Mark Zuckerberg se ha hecho rico endilgándonos cosas que no sabíamos que necesitábamos. Tampoco sabemos muy bien qué hace con todos los datos personales que le facilitamos, aunque algunos conspiranoicos ya insinuaban que el apagón de hace unos días le sirvió para traficar con ellos de manera turbia. Hay algo en Zucky --y en la gente como él-- que recuerda a los villanos de las películas de James Bond, al doctor Fumanchú o a cualquiera de esos chiflados del cine y de la literatura que aspiraban a dominar el mundo, pero, a diferencia del chino malévolo y del doctor No, estos curillas de la camiseta y la tecnología adoptan un aire santurrón que me los hace mucho más antipáticos que sus predecesores de ficción.
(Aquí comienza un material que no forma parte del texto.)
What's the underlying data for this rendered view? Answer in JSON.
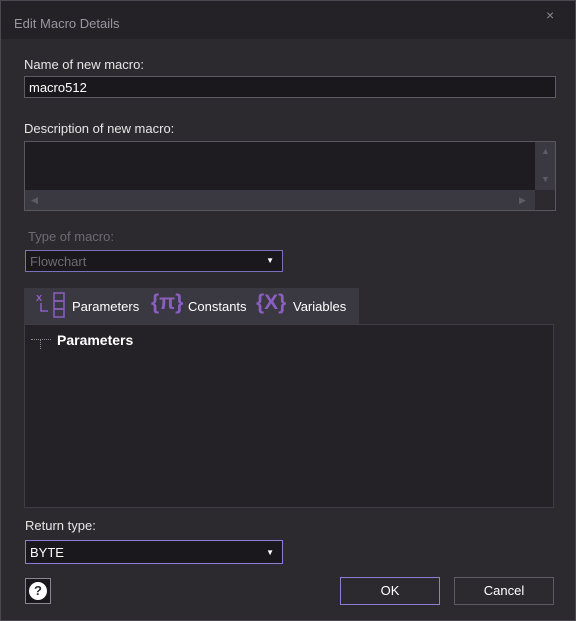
{
  "window": {
    "title": "Edit Macro Details",
    "close_glyph": "×"
  },
  "name_field": {
    "label": "Name of new macro:",
    "value": "macro512"
  },
  "description_field": {
    "label": "Description of new macro:",
    "value": ""
  },
  "type_field": {
    "label": "Type of macro:",
    "selected": "Flowchart",
    "enabled": false
  },
  "tabs": [
    {
      "label": "Parameters",
      "icon": "parameters-icon"
    },
    {
      "label": "Constants",
      "icon": "pi-constants-icon",
      "glyph": "{π}"
    },
    {
      "label": "Variables",
      "icon": "x-variables-icon",
      "glyph": "{X}"
    }
  ],
  "tree": {
    "root_label": "Parameters"
  },
  "return_type": {
    "label": "Return type:",
    "selected": "BYTE"
  },
  "buttons": {
    "ok": "OK",
    "cancel": "Cancel",
    "help_glyph": "?"
  },
  "colors": {
    "accent": "#8a7fd0",
    "icon_purple": "#8a5fc0",
    "background": "#2c2a2f"
  }
}
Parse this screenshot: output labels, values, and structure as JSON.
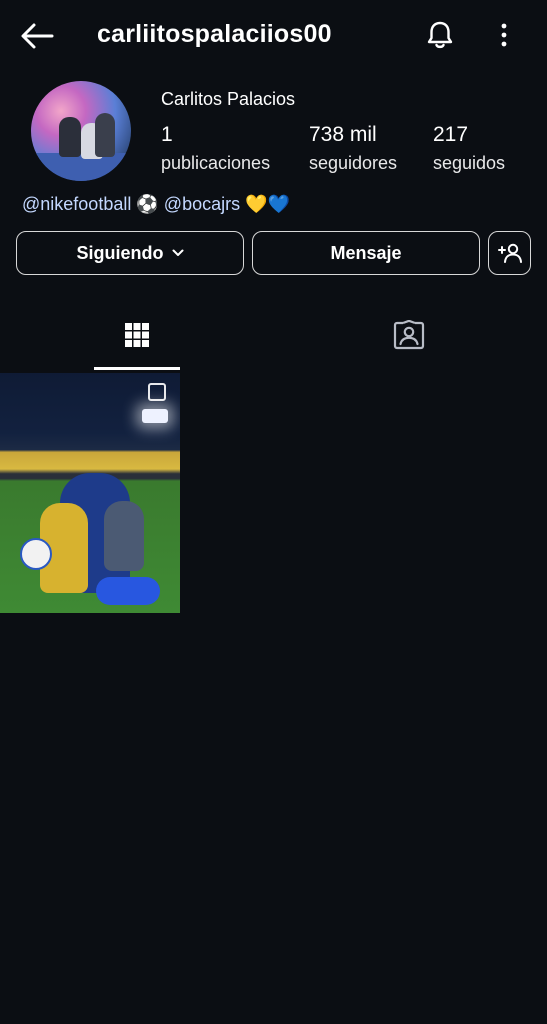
{
  "header": {
    "username": "carliitospalaciios00",
    "back_icon": "arrow-left-icon",
    "notification_icon": "bell-icon",
    "more_icon": "more-vertical-icon"
  },
  "profile": {
    "display_name": "Carlitos Palacios",
    "stats": {
      "posts": {
        "value": "1",
        "label": "publicaciones"
      },
      "followers": {
        "value": "738 mil",
        "label": "seguidores"
      },
      "following": {
        "value": "217",
        "label": "seguidos"
      }
    },
    "bio": {
      "mention1": "@nikefootball",
      "emoji1": "⚽",
      "mention2": "@bocajrs",
      "emoji2": "💛💙"
    }
  },
  "actions": {
    "following_label": "Siguiendo",
    "message_label": "Mensaje",
    "add_user_icon": "add-user-icon"
  },
  "tabs": {
    "grid_icon": "grid-icon",
    "tagged_icon": "tagged-user-icon",
    "active": "grid"
  },
  "colors": {
    "background": "#0b0e13",
    "text": "#ffffff",
    "mention": "#c4d8ff"
  }
}
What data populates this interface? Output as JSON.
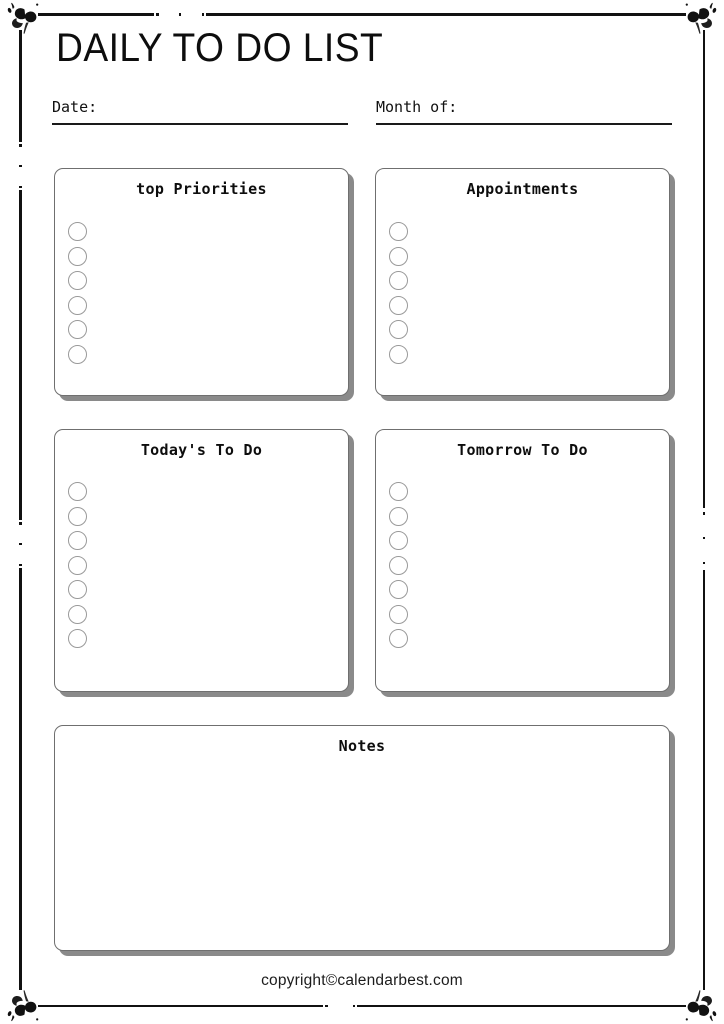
{
  "document": {
    "title": "DAILY TO DO LIST"
  },
  "fields": [
    {
      "label": "Date:",
      "value": ""
    },
    {
      "label": "Month of:",
      "value": ""
    }
  ],
  "cards": [
    {
      "id": "top-priorities",
      "title": "top Priorities",
      "checkbox_count": 6
    },
    {
      "id": "appointments",
      "title": "Appointments",
      "checkbox_count": 6
    },
    {
      "id": "today-todo",
      "title": "Today's To Do",
      "checkbox_count": 7
    },
    {
      "id": "tomorrow-todo",
      "title": "Tomorrow To Do",
      "checkbox_count": 7
    },
    {
      "id": "notes",
      "title": "Notes",
      "checkbox_count": 0
    }
  ],
  "footer": {
    "credit": "copyright©calendarbest.com"
  },
  "decoration": {
    "corner_ornament": "floral-leaf-ornament",
    "border_color": "#111111",
    "card_border_color": "#6f6f6f",
    "card_shadow_color": "#8a8a8a",
    "checkbox_border_color": "#9a9a9a"
  }
}
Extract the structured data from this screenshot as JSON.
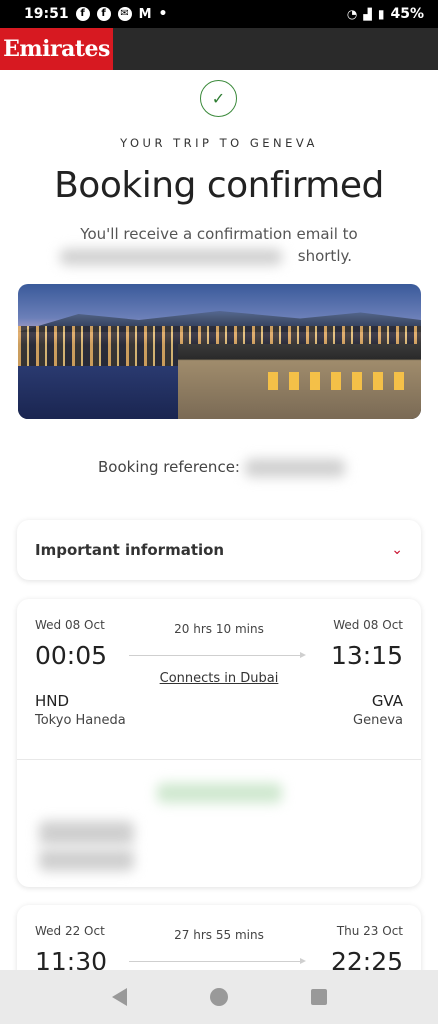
{
  "status_bar": {
    "time": "19:51",
    "battery": "45%",
    "icons": [
      "facebook-icon",
      "facebook-icon",
      "messenger-icon",
      "gmail-icon",
      "dot-icon"
    ]
  },
  "header": {
    "logo": "Emirates"
  },
  "confirmation": {
    "trip_label": "YOUR TRIP TO GENEVA",
    "title": "Booking confirmed",
    "subtitle_line1": "You'll receive a confirmation email to",
    "subtitle_line2_end": "shortly.",
    "booking_ref_label": "Booking reference:"
  },
  "important_info": {
    "label": "Important information"
  },
  "flights": [
    {
      "dep_date": "Wed 08 Oct",
      "dep_time": "00:05",
      "duration": "20 hrs 10 mins",
      "arr_date": "Wed 08 Oct",
      "arr_time": "13:15",
      "connection": "Connects in Dubai",
      "dep_code": "HND",
      "dep_city": "Tokyo Haneda",
      "arr_code": "GVA",
      "arr_city": "Geneva"
    },
    {
      "dep_date": "Wed 22 Oct",
      "dep_time": "11:30",
      "duration": "27 hrs 55 mins",
      "arr_date": "Thu 23 Oct",
      "arr_time": "22:25"
    }
  ],
  "colors": {
    "brand_red": "#d71921",
    "success_green": "#2e7d32"
  }
}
Son gente de su tiempo, no lo negaré pero, desde un punto de vista personal, no pueden interesarme menos. Siempre lamentare no haber aceptado, hace muchos años, el encargo de entrevistar a David Bowie porque consistía en viajar a Nueva York, hablar con él 20 minutos y volver a Barcelona al día siguiente (señorito que es uno), pero si alguien me invitara a cenar con Mark Zuckerberg (extremo altamente dudoso), rechazaría la oferta porque a mí ese señor no me cae bien y, además, no sabría de qué hablar con él (solo podría azotarle con la servilleta mientras le espetaba: “¡Deja de censurarme, santurrón de mierda! ¡Y lee algún libro de vez en cuando!”).
Aunque a mí me dé igual, creo que quienes lo admiran agradecerían algún tipo de explicación sobre las seis horas que los dejó colgados. Al parecer, pueden esperar sentados, ya que las excusas han sido del modelo TVE en los años 60, cuando todo se iba al carajo y una voz en off te informaba de que enseguida se recuperaría la normalidad en la emisión. Me consuela pensar en la cantidad de dinero que ha perdido Zucky con sus chapuzas, pero algo me dice que no tardará mucho en recuperarlo. En cualquier caso, me temo que hemos ido a peor en el apartado de masters of the universe, pues hay algo humillante en lo de estar en manos de un tío en camiseta con cara de pasmado: francamente, me quedo con el doctor Fumanchú (ya sé que no era real pero, por lo menos, con él siempre sabías a qué atenerte y, además, estaba perfectamente localizable: en el Limehouse Dock londinense, como recordarán los lectores de las novelas de Sax Rohmer).